Wydarzeniem bieżącego tygodnia będzie posiedzenia Europejskiego Banku Centralnego, na którym oczekuje się konkretnych decyzji odnośnie niestandardowych środków polityki pieniężnej. Konsensus rynkowy zakłada, że EBC zdecyduje się zgodnie z wcześniejszymi zapowiedziami wydłużyć program QE poza 2017 roku i zredukować jego skalę. Preferowany jest scenariusz, w którym skup aktywów byłby realizowany przez kolejne 9 miesięcy w 2018 roku, jednakże w skali miesięcznej o połowę niższej niż dotychczas, czyli 30 mld euro. Ponadto jak na razie nie oczekuje się zmian w poziomie stóp procentowych, które powinny zostać utrzymane na obecnym poziomie przez dłuższych okres, znacznie przekraczający horyzont czasowy programu skupu aktywów. W cieniu EBC pozostaną posiedzenia banku centralnego Kanady, Węgier, Szwecji i Norwegii. Jeśli chodzi o publikacje makroekonomiczne, to warto zwrócić uwagę na wstępne odczyty tempa wzrostu gospodarczego w trzecim kwartale z Wielkiej Brytanii i USA oraz indeksów PMI dla sektora usługowego i przemysłowego zarówno z Europy, jak i USA.
Podczas poniedziałkowej sesji dominuje informacja o nasilającym się konflikcie między rządem w Madrycie a Katalonią. Premier Rajoy zapowiedział w weekend uruchomienie procedury mającej na celu zawieszenie autonomii tego regionu, co ciąży notowaniom wspólnej waluty. Eurodolar utrzymuje się poniżej 50-okresowej średniej EMA w skali dziennej w rejonie 1,1750. Ponadto wynik przedterminowych wyborów w Japonii potwierdził zdecydowane zwycięstwo premiera Abe, co daje szanse na zmiany konstytucyjne w Kraju Kwitnącej Wiśni i wsparcie dla gospodarki ze strony polityki pieniężnej. Inwestorzy pozytywnie zareagowali na te informacje a USD/JPY zbliżył się ponownie w rejon 114 jenów za dolara. Utrzymująca się dywergencja w polityce pieniężnej USA i Japonii sprzyja kontynuacji wzrostów na tej parze. Warto nadmienić, że prezydent Trump już wkrótce ogłosi swoją decyzję w sprawie nominacji na szefa Rezerwy Federalnej. Największe szanse w wyścigu o ten fotel ma Taylor, Powell oraz dotychczasowa prezes Yellen.
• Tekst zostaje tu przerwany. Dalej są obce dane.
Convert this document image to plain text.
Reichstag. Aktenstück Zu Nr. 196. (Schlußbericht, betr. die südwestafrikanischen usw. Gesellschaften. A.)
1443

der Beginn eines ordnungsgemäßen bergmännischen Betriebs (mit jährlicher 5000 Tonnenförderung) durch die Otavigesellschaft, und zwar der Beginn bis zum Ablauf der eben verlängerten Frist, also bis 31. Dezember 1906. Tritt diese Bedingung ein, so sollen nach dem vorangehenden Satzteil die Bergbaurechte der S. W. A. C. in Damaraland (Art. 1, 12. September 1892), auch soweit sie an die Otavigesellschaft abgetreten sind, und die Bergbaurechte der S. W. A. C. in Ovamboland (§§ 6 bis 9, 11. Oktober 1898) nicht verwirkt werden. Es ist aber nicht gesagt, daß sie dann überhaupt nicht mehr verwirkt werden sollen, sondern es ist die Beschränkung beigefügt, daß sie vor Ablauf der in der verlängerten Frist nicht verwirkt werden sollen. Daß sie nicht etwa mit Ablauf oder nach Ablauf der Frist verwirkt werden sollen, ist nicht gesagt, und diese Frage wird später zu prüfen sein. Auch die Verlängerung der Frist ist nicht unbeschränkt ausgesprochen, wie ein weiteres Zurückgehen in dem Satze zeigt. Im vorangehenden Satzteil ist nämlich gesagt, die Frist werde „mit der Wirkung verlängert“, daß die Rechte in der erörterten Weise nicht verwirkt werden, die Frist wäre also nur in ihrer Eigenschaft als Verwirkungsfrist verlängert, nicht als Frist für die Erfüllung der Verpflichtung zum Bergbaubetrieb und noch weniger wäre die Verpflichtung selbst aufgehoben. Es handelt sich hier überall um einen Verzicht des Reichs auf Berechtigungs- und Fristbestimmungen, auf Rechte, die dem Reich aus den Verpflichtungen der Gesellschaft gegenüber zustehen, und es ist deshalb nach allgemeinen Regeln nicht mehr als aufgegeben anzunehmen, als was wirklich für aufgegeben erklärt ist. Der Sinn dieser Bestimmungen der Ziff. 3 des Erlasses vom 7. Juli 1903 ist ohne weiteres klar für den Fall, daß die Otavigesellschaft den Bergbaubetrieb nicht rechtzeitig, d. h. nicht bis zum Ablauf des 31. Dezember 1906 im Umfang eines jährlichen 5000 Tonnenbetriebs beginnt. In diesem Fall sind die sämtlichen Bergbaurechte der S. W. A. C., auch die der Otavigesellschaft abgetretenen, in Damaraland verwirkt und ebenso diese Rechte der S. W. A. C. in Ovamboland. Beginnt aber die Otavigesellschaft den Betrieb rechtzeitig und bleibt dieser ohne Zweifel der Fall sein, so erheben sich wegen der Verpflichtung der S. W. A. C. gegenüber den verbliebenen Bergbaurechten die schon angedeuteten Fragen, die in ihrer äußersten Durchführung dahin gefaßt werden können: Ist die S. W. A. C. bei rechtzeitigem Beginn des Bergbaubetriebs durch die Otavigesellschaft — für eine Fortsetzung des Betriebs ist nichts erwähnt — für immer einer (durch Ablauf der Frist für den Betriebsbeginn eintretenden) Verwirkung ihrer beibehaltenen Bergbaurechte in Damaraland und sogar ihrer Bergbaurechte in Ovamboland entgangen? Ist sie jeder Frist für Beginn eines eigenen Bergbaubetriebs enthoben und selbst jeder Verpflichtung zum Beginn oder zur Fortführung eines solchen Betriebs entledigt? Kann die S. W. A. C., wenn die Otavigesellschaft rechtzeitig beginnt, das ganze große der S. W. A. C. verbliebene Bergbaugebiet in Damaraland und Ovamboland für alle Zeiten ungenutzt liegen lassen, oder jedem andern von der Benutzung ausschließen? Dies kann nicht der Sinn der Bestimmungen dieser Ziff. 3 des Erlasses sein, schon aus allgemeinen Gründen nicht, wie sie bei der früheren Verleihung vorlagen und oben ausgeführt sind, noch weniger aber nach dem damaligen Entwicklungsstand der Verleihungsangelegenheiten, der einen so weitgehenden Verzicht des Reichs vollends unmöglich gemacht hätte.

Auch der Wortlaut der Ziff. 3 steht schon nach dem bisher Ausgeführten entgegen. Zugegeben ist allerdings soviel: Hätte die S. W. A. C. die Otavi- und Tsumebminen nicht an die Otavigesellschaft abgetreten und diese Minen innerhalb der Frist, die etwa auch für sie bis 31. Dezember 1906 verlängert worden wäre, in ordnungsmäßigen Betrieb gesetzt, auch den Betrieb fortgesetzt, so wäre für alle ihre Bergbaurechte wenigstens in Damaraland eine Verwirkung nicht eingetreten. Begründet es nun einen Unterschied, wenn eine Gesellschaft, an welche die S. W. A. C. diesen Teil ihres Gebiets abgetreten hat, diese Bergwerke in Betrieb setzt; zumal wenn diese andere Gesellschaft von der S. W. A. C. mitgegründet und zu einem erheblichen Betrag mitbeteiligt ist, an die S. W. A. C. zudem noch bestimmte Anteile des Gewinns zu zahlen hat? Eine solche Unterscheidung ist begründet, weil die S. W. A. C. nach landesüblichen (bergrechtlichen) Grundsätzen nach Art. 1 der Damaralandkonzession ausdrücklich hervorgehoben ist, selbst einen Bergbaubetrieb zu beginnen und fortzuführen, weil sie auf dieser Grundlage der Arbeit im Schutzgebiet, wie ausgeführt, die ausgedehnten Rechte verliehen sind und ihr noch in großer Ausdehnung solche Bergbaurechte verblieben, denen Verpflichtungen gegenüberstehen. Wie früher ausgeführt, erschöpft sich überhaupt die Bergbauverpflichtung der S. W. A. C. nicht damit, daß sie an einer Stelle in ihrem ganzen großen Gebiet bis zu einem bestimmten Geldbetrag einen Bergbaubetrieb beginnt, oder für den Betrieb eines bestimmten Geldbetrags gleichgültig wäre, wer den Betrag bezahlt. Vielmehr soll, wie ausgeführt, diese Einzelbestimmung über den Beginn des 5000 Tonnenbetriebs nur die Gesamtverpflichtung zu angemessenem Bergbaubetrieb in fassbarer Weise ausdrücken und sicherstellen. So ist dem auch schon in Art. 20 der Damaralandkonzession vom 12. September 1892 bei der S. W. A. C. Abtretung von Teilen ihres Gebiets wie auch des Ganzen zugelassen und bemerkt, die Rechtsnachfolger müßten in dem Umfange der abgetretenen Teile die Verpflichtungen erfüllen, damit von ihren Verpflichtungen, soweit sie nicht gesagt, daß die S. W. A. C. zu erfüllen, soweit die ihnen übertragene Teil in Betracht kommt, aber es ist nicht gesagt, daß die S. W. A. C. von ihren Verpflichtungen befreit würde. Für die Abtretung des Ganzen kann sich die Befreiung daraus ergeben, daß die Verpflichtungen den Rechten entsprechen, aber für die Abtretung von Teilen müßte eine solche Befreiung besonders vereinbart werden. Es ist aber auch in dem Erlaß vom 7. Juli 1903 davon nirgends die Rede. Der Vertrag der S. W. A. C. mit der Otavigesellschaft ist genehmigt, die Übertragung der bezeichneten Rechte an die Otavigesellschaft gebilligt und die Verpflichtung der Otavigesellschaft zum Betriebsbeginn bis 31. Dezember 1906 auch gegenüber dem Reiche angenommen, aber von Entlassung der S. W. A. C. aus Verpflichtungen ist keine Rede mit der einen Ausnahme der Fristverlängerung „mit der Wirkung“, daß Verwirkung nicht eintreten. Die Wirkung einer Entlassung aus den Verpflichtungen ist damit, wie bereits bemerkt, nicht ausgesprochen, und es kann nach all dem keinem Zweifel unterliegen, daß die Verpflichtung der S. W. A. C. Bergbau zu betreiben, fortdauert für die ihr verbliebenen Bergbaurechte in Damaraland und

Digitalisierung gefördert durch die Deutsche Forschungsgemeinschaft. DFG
Agencja S&P zdecydowała się pozostawić rating Polski bez zmian i utrzymać jego stabilną perspektywę. Przede wszystkim doceniono elastyczność, otwartość i wydajność polskiej gospodarki. Z drugiej strony jednak wskazywano na ryzyko przegrzania koniunktury i utrzymujące się problemy demograficzne. W reakcji na tę decyzję złoty pozostaje stabilny. Ponadto w piątek zostały opublikowane dane GUS o nastrojach w biznesie wskazujące na dalszy wzrost optymizmu.
Euro traci na wartości względem dolara na początku nowego tygodnia. Główna para utrzymuje się w dalszym ciągu poniżej 50-okresowej średniej EMA w skali dziennej w oczekiwaniu na nowe impulsy. Z technicznego punktu widzenia notowania mogą kierować się w rejon silnej strefy wsparcia 1,1660/90, którą wyznaczają poprzednie minima lokalne i 100-okresowa średnia EMA w skali D1. Dopiero przełamanie tych poziomów zmieniłoby układ technicznych na korzyść USD. Najbliższy opór znajduje się na poziomie 1,1800.
USD/PLN wybronił wsparcie w postaci przełamanej linii górnego ograniczenia kanału spadkowego kształtującego się od początku tego roku. Notowania powróciły w rejon 50-okresowej średniej EMA w skali dziennej, która wyznacza aktualnie opór na tej parze. Wyjście powyżej okolic 3,6100-3,6200 będzie technicznym sygnałem do dalszego umocnienia dolara w okolice 3,6430 PLN. Najbliższe wsparcie wyznaczają ostatnie minima lokalne w okolicy 3,5650.